Aimée’s ears perked up. “What do you mean, ‘again’?”
“Asking questions,” she said. “Look, an old friend of Monsieur Yves knows my brother works in a wine shop. I helped him out. He got a discount and gave me a little baksheesh, you know, for the trouble. That’s all.”
“Can you describe this person. A man?”
“C’est-ça,” she said. “Witch-doctor hair.”
Nonplused, Aimée took a guess. “Black, wiry, like an Afro?”
“Hair only you white people have. Yellow.”
She’d think about that later. “You really should leave now.”
“And lose business? Evening’s my busiest time, every chair’s filled.”
Women came after work, the process took hours, they worked late into the night.
“Your choice,” she said. “But take it from me, this time the security service has mounted a raid on the quartier. Full-scale.”
Sirens moaned in the distance.
“Look out your window if you don’t believe me.”
The woman said something in an African language. The blow-dryer shut off.
“I see armored trucks stopping on rue du Château d’Eau—” she said.
“Get out. Now. Go out the back.” And Aimée hung up.
She hurried to the station buffet. Inside, she found a space at the counter and ordered an espresso. She stuck her bag between her feet, on the mosaic floor littered with sugar-cube wrappers and cigarette butts. Right now, even if the DST discovered she’d gone, they had more on their minds than her.
Next to her demitasse on the zinc counter, she opened Nadira’s interrogation transcript and read:
Q: You’ve been in the country two years; who’s your contact?
A: No answer.
Q: Who runs your cell?
A: No answer.
Aimée sighed. Three pages of questions with no replies from Nadira. On the fourth page, branded with a round tan coffee-cup ring, it became more interesting.
Q: How many missions
have you accomplished here?
A: I follow the jihad.
Q: So . . . how many?
A: cough . . . It’s time for my prayers.
Q: After you answer questions, you can pray . . . do you understand?
A: Yes.
Q: You were found with Russian Semtex. How many Metros have you bombed?
A: Not my directive.
Q: What directives do you follow beside assassination?
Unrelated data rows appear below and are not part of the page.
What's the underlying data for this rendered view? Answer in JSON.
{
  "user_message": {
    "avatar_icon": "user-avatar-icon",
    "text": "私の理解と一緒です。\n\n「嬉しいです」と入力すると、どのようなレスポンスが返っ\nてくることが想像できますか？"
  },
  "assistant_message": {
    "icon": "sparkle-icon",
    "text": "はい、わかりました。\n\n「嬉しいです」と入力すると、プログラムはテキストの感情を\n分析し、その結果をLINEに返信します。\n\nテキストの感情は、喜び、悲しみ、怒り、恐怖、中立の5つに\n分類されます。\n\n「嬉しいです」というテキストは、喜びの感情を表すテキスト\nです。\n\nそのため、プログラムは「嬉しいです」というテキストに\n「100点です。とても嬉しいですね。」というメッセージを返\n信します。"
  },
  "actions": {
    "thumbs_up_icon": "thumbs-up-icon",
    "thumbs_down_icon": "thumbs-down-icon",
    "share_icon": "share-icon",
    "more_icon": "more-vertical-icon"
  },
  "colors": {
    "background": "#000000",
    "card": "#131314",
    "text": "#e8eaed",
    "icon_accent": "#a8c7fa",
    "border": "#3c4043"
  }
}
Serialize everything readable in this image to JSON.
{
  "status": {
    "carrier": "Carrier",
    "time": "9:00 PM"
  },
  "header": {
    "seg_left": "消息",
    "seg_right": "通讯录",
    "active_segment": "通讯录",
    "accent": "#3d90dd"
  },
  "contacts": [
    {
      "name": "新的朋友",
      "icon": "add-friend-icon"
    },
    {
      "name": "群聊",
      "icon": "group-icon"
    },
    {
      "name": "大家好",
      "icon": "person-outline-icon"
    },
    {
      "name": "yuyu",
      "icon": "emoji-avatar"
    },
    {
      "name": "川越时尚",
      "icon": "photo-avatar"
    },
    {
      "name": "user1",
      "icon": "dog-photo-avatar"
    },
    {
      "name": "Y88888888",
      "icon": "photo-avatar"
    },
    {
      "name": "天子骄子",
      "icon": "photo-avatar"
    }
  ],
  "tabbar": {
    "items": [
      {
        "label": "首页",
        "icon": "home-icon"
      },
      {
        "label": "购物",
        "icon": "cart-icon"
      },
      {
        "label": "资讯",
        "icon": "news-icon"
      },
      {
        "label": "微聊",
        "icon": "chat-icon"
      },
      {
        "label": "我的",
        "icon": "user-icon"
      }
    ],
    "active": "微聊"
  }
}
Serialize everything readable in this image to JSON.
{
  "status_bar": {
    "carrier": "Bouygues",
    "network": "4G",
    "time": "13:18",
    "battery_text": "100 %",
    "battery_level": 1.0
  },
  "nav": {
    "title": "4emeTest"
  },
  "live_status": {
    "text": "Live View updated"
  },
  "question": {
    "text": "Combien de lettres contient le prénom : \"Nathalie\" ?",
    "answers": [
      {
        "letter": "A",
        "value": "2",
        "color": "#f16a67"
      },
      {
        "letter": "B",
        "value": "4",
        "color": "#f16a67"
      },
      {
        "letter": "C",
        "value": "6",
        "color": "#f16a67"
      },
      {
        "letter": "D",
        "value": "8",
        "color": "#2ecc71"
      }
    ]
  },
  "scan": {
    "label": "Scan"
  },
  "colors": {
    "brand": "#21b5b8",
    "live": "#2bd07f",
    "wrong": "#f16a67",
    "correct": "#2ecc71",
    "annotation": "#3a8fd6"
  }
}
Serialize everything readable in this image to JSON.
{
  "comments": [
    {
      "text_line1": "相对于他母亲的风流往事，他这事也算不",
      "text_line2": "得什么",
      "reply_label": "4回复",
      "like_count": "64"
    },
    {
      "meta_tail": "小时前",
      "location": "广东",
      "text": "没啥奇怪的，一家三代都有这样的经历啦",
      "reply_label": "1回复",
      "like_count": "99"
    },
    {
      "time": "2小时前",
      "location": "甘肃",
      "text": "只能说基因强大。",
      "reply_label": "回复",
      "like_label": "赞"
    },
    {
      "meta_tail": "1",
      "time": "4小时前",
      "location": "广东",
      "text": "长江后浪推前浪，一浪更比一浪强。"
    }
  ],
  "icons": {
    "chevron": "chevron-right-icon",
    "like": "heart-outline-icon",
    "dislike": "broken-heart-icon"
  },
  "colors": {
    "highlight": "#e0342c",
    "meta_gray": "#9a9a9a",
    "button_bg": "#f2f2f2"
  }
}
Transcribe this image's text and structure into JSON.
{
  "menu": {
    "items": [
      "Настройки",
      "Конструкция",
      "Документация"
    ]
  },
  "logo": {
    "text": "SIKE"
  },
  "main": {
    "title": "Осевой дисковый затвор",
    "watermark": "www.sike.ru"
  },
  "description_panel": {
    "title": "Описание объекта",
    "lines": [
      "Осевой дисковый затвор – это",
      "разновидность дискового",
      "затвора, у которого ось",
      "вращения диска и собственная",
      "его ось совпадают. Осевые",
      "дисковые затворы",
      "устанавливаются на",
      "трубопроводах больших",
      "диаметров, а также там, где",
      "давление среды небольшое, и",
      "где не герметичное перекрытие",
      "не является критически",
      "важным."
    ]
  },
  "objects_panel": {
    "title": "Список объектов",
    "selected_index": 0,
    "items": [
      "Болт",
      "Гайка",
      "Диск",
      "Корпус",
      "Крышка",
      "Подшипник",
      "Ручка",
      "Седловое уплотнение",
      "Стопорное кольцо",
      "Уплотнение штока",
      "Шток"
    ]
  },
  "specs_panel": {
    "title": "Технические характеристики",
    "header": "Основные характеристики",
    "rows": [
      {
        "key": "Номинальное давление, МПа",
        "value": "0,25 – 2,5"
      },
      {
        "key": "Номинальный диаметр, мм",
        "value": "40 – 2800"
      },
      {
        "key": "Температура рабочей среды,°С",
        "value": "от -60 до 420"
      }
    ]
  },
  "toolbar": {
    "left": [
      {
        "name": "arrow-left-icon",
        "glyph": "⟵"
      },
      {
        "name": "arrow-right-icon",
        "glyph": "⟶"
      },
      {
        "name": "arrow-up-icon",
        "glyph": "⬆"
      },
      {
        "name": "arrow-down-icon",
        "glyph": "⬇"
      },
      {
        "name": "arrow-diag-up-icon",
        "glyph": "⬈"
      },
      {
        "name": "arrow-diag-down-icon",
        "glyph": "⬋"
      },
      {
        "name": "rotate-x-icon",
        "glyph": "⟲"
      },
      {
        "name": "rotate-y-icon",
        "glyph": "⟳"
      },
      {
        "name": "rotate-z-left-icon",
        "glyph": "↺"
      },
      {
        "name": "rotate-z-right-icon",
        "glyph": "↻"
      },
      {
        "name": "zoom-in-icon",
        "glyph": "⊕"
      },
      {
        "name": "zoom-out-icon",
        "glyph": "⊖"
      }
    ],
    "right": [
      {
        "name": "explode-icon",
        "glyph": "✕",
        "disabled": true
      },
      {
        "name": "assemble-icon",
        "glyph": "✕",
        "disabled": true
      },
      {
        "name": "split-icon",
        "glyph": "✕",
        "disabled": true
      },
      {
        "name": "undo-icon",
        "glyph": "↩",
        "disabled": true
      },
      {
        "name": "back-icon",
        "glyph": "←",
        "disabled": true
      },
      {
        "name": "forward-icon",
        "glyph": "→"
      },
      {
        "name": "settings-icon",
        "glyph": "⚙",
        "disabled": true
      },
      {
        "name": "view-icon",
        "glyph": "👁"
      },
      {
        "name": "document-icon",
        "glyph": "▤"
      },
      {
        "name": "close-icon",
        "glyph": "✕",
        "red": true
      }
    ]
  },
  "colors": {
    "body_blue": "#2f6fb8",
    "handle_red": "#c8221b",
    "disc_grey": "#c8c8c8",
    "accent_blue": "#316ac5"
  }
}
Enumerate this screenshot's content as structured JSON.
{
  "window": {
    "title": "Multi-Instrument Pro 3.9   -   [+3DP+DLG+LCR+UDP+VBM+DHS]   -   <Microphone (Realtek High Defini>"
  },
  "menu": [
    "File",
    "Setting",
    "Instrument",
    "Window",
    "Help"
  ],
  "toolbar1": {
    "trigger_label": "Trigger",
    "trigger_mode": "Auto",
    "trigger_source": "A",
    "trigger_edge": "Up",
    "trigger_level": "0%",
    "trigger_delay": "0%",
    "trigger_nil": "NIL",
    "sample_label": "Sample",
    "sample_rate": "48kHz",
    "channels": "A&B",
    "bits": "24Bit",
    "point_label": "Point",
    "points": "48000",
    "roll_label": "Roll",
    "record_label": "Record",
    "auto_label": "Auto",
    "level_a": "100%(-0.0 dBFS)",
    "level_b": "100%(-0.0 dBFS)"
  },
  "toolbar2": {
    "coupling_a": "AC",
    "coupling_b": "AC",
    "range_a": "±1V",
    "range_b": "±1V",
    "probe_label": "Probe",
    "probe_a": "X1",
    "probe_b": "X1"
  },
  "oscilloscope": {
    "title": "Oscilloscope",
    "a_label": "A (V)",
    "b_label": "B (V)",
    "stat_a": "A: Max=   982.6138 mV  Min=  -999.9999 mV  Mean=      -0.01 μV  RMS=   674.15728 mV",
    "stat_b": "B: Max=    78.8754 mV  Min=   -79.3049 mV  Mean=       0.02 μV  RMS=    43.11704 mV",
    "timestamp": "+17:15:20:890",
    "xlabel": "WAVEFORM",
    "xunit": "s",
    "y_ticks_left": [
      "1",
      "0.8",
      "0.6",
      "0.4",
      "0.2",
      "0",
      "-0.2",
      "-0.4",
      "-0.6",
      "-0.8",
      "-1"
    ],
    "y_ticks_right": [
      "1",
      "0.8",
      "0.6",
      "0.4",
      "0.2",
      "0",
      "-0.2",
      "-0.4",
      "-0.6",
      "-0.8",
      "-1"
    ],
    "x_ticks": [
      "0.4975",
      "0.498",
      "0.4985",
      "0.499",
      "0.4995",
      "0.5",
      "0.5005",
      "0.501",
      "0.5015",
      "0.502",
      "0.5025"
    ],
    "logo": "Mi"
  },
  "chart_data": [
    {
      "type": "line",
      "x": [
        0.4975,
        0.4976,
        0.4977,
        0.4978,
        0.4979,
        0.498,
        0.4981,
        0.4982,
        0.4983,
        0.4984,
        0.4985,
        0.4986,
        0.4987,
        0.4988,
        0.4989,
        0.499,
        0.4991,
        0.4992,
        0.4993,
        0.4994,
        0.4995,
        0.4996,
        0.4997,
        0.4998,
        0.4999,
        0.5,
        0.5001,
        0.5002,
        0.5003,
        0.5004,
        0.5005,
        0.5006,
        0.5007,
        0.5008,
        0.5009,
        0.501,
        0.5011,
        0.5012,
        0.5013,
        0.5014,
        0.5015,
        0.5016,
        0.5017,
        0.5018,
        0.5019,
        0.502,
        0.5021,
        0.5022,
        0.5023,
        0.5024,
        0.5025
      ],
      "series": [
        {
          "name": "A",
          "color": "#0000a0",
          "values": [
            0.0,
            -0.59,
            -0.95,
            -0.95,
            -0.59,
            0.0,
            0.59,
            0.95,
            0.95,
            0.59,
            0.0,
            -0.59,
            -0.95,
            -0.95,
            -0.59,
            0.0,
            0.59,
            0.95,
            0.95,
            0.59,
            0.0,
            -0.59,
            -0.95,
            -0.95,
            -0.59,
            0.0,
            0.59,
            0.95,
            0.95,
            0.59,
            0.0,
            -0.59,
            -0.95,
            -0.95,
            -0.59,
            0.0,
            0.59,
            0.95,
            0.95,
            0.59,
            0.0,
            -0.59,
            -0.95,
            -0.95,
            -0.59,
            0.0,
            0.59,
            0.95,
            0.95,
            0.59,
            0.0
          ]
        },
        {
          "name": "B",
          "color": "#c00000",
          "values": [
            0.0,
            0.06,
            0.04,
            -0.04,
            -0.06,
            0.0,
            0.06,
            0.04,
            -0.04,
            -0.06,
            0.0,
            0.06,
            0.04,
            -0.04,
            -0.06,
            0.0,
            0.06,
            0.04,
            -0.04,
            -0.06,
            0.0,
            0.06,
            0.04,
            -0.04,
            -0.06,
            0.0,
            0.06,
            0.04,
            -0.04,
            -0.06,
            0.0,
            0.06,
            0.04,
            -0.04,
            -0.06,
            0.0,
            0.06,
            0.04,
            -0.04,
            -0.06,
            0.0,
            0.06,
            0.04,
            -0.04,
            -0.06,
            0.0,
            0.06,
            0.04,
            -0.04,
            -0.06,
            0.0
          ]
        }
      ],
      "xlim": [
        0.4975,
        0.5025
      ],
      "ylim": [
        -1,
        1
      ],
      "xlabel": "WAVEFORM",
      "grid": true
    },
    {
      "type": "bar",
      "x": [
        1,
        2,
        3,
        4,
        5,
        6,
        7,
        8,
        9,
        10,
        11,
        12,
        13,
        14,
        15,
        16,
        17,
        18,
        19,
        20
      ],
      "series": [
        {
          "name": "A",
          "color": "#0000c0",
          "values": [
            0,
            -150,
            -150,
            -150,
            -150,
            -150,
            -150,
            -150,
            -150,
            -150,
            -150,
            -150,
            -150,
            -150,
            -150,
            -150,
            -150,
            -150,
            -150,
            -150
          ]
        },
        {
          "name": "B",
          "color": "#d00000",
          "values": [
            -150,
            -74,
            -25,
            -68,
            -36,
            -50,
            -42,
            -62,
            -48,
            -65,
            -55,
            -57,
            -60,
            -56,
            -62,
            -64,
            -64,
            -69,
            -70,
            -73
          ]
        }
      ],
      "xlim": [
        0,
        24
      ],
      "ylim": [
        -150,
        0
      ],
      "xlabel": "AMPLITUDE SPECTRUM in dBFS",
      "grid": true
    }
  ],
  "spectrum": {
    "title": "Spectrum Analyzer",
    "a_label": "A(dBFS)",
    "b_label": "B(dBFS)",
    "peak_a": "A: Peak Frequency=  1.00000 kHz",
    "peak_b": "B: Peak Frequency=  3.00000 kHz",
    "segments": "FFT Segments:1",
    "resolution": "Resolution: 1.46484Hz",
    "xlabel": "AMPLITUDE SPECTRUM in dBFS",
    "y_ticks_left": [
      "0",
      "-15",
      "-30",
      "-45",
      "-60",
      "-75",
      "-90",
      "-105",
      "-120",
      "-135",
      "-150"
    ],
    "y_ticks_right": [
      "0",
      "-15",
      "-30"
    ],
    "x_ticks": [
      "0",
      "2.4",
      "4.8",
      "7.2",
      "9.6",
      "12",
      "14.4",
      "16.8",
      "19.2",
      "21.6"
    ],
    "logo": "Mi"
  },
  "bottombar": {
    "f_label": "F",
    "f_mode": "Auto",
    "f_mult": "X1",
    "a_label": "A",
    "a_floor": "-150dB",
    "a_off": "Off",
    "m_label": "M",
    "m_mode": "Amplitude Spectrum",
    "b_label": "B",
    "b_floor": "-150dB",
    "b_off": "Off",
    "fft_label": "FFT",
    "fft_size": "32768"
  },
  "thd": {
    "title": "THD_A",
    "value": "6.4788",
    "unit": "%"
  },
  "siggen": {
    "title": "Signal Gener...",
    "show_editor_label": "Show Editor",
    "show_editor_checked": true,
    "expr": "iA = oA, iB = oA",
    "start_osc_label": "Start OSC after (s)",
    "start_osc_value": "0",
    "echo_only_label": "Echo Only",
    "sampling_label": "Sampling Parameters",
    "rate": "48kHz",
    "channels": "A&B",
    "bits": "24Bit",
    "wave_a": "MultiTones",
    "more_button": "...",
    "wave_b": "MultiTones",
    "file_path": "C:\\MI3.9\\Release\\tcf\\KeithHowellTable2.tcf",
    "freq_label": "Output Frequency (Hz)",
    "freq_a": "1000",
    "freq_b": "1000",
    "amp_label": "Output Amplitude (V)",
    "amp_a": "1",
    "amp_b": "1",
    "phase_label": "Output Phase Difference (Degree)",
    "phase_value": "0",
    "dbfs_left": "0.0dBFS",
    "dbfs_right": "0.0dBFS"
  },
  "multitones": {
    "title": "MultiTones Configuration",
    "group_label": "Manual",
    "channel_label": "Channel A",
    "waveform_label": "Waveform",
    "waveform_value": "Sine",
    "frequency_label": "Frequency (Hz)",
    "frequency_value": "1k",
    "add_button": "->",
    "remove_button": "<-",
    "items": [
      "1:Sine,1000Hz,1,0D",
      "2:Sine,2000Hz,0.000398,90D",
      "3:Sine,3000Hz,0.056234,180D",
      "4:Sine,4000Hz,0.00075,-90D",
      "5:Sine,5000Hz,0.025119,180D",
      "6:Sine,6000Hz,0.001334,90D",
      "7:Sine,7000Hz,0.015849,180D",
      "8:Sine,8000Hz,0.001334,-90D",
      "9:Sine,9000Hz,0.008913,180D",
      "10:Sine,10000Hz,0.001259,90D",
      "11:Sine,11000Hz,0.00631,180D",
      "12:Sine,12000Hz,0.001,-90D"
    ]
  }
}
A: Courier. I receive the call to transport arms and, Allah willing, I do it.
Q: You’re a Shi’a Muslim linked to a radical mosque in Tehran. Explain your mission here.
A: I follow Allah’s will. Praise be to Allah.
Q: How does assassinating a Kurdish Turkish Muslim follow Allah’s will?
A: We don’t always understand the mullah’s directives, but it is revealed.
Q: Revealed? The Shi’a Iranians want to destabilize Turkey. You’re a political pawn.
A: Allah’s will . . . pause . . . the mullah found me, trained me to carry out the jihad. I am proud to be chosen. I was proud to have been chosen, but I have failed.
Q: Proud to have killed Yves Robert?
A: Who?
Q: The investigative reporter in the way of your jihad.
A: I don’t know this man.
Q: But you eliminated him. It will go easier on you if you admit it.
A: Jalenka Malat was my target. Others will take my place.
Q: Answer the question.
A: I want to pray.
Break, interview ended.
A trained undercover hit woman fluent in French, a sharpshooter, with a perfect cover as a nanny. It made sense to keep her concealed, to activate her for assassinations of specific targets. Not to murder Yves. Killing him could complicate her mission. Nor to blow up a train station. No sophisticated training was needed to leave a backpack with explosives in the crowded Metro.
Nadira hadn’t known Yves. What reason would she have to lie now?
The steamer hissed as the milk bubbled. She needed to learn everything Yves had been investigating. But Georges, the retiring night “attending” at AFP, refused to help her.
A slim chance existed that he’d reconsider. But there was no other way for her to discover the articles Yves had been working on.